M. B… soutient que :
- l’obligation de quitter le territoire français est insuffisamment motivée ; la préfète n’a pas procédé à un examen sérieux de sa situation ;
- l’obligation de quitter le territoire français méconnaît son droit d’être entendu et son droit d’être informé qu’il tient de l’article 41 de la charte des droits fondamentaux de l’Union européenne ;
- l’obligation de quitter le territoire français méconnaît l’article L. 613-1 du code de l’entrée et du séjour des étrangers et du droit d’asile ;
- l’obligation de quitter le territoire français méconnaît l’article 8 de la convention européenne de sauvegarde des droits de l’homme et des libertés fondamentales et est entachée d’erreur manifeste d’appréciation ;
- la décision refusant un délai de départ volontaire est entachée d’erreur de droit dès lors qu’il n’est entré en France que depuis 2 mois et avait réalisé des démarches pour régulariser sa situation, qu’il n’a jamais fait l’objet d’une précédente mesure d’éloignement et il dispose de garanties de représentation suffisantes ; elle méconnaît l’article 8 de la convention européenne de sauvegarde des droits de l’homme et des libertés fondamentales et est entachée d’erreur manifeste d’appréciation ;
- l’obligation de quitter le territoire français doit être annulée en conséquence de l’annulation de l’absence de délai de départ volontaire ;
- l’interdiction de retour sur le territoire français est illégale par exception d’illégalité de l’obligation de quitter le territoire français et du refus de délai de départ volontaire ; elle n’est pas spécifiquement motivée en méconnaissance de l’article L. 612-10 du code de l’entrée et du séjour des étrangers et du droit d’asile ; il justifie de circonstances humanitaires au sens de l’article L. 612-6 du code de l’entrée et du séjour des étrangers et du droit d’asile ; elle est disproportionnée et entachée d’erreur manifeste d’appréciation ;
- l’assignation à résidence est illégale par exception d’illégalité de l’obligation de quitter le territoire français ; elle n’a pas été précédée d’un examen particulier de sa situation ; elle n’est pas motivée ; elle porte atteinte à sa vie privée et familiale et est disproportionnée.
Par un mémoire en défense, enregistré le 3 novembre 2025, la préfète de l’Isère conclut au rejet de la requête.
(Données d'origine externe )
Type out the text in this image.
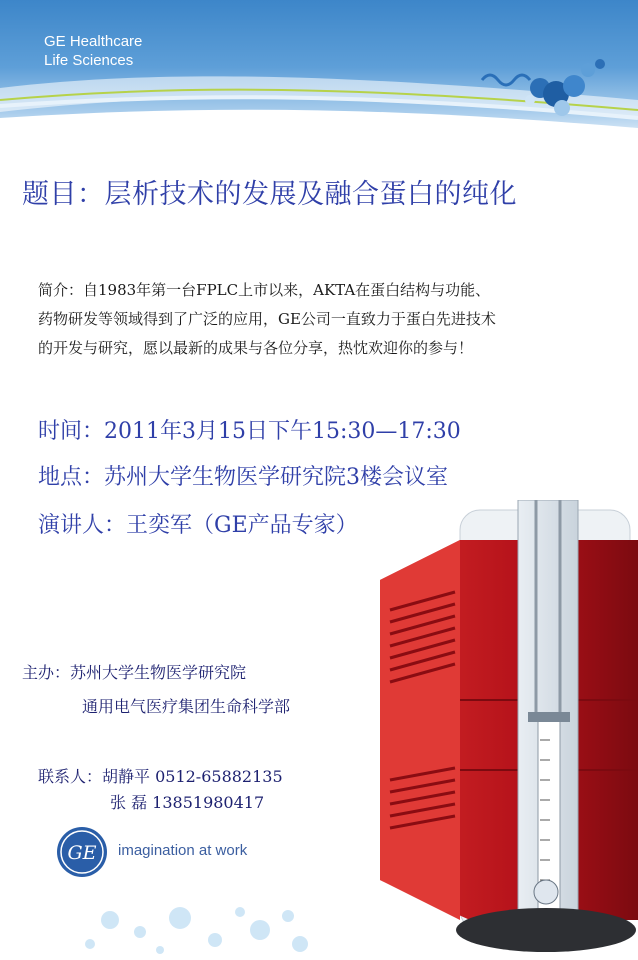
GE Healthcare
Life Sciences
题目：层析技术的发展及融合蛋白的纯化

简介：自1983年第一台FPLC上市以来，AKTA在蛋白结构与功能、

药物研发等领域得到了广泛的应用，GE公司一直致力于蛋白先进技术

的开发与研究，愿以最新的成果与各位分享，热忱欢迎你的参与！

时间：2011年3月15日下午15:30—17:30
地点：苏州大学生物医学研究院3楼会议室
演讲人：王奕军（GE产品专家）
主办：苏州大学生物医学研究院
通用电气医疗集团生命科学部
联系人：胡静平 0512-65882135
张 磊 13851980417
GE imagination at work
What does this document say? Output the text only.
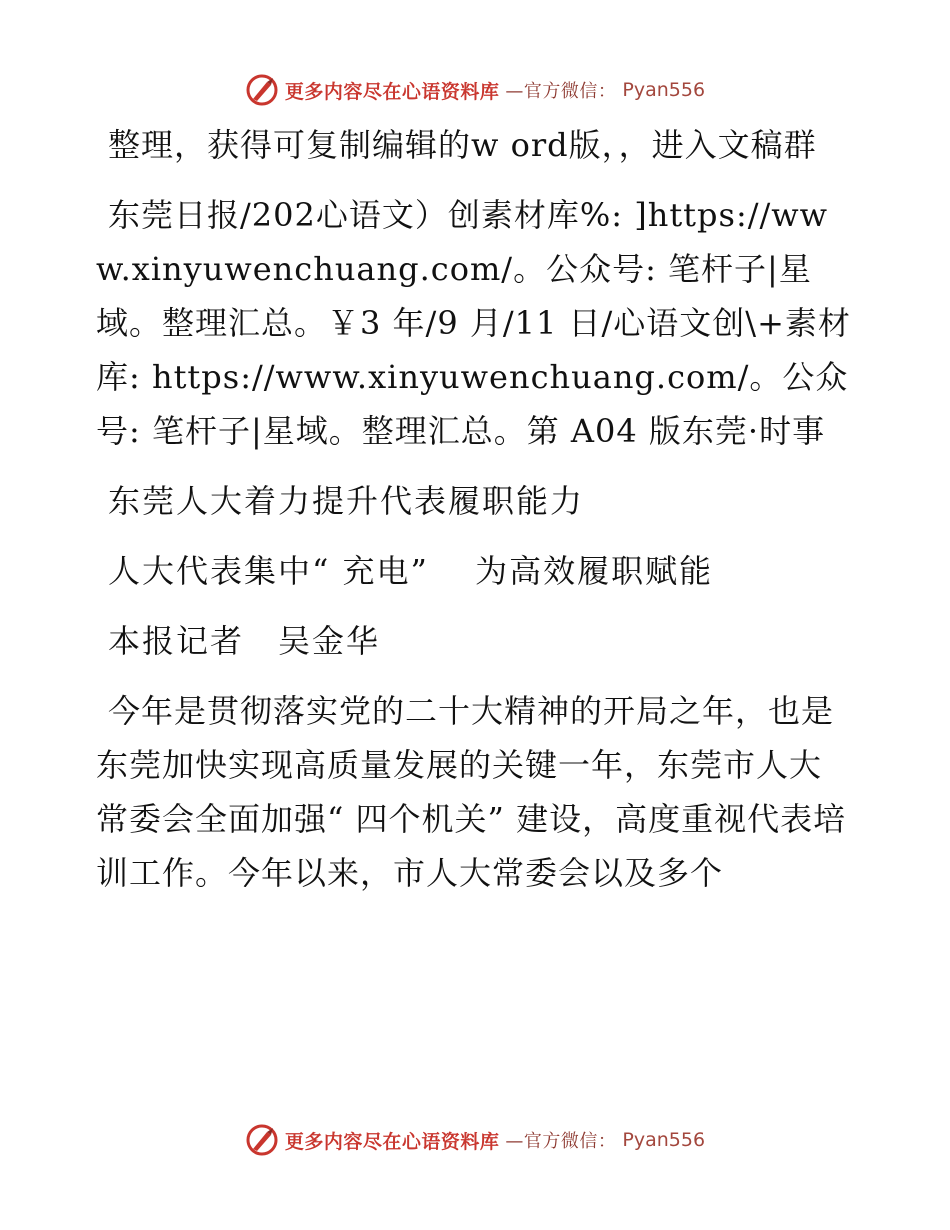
更多内容尽在心语资料库 —官方微信： Pyan556

整理，获得可复制编辑的w ord版，，进入文稿群

东莞日报/202心语文）创素材库%: ]https://www.xinyuwenchuang.com/。公众号: 笔杆子|星域。整理汇总。￥3 年/9 月/11 日/心语文创\+素材库: https://www.xinyuwenchuang.com/。公众号: 笔杆子|星域。整理汇总。第 A04 版东莞·时事

东莞人大着力提升代表履职能力

人大代表集中“ 充电”　 为高效履职赋能

本报记者　吴金华

今年是贯彻落实党的二十大精神的开局之年，也是东莞加快实现高质量发展的关键一年，东莞市人大常委会全面加强“ 四个机关” 建设，高度重视代表培训工作。今年以来，市人大常委会以及多个

更多内容尽在心语资料库 —官方微信： Pyan556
Elle fait valoir que les moyens de M. B… ne sont pas fondés.
Vu :
les autres pièces du dossier ;
la charte des droits fondamentaux de l’Union européenne ;
la convention européenne de sauvegarde des droits de l’homme et des libertés fondamentales du 4 novembre 1950 ;
le code de l’entrée et du séjour des étrangers et du droit d’asile ;
la loi du 10 juillet 1991 ;
le code de justice administrative.
Le président du tribunal a désigné Mme Holzem, première conseillère, pour statuer sur les recours dont le jugement relève des dispositions des articles L. 922-1 à L. 922-3 et R. 922-17 du code de l’entrée et du séjour des étrangers et du droit d’asile.
Les parties ont été régulièrement averties du jour de l’audience.
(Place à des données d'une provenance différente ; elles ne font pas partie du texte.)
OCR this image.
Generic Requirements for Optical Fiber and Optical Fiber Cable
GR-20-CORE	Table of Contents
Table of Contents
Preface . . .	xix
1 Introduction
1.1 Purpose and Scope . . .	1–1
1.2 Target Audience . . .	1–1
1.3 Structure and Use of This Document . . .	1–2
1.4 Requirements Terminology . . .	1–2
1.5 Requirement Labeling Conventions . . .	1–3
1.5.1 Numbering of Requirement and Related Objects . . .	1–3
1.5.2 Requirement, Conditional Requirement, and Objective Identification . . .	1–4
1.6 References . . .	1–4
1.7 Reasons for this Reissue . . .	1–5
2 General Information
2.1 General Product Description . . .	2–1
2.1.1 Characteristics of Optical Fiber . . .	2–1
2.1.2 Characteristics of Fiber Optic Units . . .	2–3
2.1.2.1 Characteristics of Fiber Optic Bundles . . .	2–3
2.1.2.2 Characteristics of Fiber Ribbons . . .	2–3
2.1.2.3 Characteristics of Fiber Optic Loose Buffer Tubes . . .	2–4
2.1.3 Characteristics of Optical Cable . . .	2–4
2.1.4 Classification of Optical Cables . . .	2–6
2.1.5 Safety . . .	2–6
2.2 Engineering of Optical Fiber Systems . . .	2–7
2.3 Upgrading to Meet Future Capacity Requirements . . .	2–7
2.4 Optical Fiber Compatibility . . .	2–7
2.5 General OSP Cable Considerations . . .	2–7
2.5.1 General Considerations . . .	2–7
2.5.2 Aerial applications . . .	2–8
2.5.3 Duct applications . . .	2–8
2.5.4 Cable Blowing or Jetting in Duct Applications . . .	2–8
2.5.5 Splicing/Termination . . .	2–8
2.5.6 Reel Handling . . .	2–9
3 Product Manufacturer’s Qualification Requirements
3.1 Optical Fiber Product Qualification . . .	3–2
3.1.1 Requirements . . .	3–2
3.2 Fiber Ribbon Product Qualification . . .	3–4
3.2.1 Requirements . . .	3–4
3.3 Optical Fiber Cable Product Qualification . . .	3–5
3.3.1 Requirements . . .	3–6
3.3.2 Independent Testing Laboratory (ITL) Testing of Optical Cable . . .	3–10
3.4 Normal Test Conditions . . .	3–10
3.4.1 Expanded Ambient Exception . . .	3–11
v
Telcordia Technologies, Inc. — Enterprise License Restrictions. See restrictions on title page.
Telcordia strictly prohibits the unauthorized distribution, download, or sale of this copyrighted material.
Le rapport de Mme Holzem a été entendu au cours de l’audience publique.
Considérant ce qui suit :
1. M. B…, ressortissant algérien, est entré en France le 11 septembre 2025, selon ses déclarations. A la suite de son interpellation, la préfète de l’Isère, par un arrêté du 29 octobre 2025, lui a fait obligation de quitter le territoire français sans délai et a prononcé une interdiction de retour sur le territoire français pour une durée de 1 an. Le requérant en demande l’annulation.
Sur l’aide juridictionnelle :
2. Compte tenu de l’urgence il y a lieu d’admettre M. B… au bénéfice de l’aide juridictionnelle à titre provisoire.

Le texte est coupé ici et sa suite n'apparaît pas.